We collected the following data: demographics, baseline characteristics, risk factors, Sequential Organ Failure Assessment (SOFA) score, respiratory parameters (fraction of inspired oxygen (FiO2), Positive End-Expiratory Pressure (PEEP), partial pressure of arterial oxygen (PaO2), and (PaO2)/FiO2) pre-intervention on day 0, and on post-intervention days 3, 7 and 14. Similarly we collected laboratory parameters [Absolute Lymphocytic Count (ALC), C-Reactive Protein (CRP), Lactate Dehydrogenase (LDH), ferritin, d-dimer, IL-6, pH and lactate] pre-intervention on day 0, and on post-intervention days 3, 7 and 14, together with radiological features and clinical outcomes including extubation, improvement without intubation and mortality rates.

Both intervention groups received the standard of care as per the National Guidelines [Ministry of Health, Oman. Human infection with novel corona virus (COVID-19)-Interim guidelines for hospitals, primary care and private healthcare, 2020] and CP as per the RH protocol.

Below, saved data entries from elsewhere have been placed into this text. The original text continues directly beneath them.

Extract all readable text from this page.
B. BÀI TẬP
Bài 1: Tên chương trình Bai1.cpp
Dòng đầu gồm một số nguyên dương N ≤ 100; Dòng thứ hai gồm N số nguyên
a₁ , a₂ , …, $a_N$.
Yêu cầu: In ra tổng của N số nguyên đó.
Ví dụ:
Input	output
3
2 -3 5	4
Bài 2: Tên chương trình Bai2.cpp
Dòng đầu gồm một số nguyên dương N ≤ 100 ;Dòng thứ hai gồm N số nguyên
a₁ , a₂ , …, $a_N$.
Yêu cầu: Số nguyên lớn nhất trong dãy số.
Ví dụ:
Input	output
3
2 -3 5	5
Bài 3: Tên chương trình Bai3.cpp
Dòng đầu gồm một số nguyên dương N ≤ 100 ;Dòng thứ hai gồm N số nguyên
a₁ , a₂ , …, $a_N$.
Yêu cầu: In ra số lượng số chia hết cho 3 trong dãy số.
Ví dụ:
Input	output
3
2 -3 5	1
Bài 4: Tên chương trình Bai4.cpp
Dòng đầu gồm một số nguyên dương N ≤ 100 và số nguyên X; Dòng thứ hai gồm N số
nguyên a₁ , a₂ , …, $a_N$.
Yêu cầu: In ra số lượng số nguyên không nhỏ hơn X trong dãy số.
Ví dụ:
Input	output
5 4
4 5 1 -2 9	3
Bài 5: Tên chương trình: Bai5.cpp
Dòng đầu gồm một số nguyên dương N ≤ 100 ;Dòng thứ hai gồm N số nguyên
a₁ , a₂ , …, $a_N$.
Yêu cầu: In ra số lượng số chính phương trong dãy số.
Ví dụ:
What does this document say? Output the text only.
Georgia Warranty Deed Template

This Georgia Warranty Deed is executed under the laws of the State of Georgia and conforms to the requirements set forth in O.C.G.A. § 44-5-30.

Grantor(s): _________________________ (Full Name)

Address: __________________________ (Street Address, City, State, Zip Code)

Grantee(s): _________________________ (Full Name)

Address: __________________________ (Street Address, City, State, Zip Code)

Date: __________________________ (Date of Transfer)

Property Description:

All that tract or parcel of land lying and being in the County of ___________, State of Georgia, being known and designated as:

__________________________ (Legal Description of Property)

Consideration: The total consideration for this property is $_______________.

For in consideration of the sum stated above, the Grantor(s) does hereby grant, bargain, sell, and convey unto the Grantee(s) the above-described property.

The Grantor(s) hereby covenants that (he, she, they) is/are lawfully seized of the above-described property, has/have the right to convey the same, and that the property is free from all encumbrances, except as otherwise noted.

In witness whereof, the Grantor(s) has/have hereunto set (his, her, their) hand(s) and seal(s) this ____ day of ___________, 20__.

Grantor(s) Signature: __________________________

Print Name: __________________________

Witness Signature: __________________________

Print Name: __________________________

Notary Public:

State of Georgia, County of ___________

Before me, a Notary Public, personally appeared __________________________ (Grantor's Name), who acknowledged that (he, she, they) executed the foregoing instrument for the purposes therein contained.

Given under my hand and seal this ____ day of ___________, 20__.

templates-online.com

The study was approved by the RH Research and Ethics Committee (SRC#36/2020). We obtained a written informed consent from the patient or (if intubated) through the health proxy. Data availability, after local health authority approval, can be provided upon request.

2.2. CP Protocol

The CP group was part of another clinical study conducted at the RH “Convalescent plasma in the treatment of COVID-19: An Open Label Controlled Clinical Trial”. The study included patients admitted with PCR confirmed COVID-19 pneumonia with one of the following high-risk criteria:

  • Critical respiratory condition or rapidly increasing oxygen requirement.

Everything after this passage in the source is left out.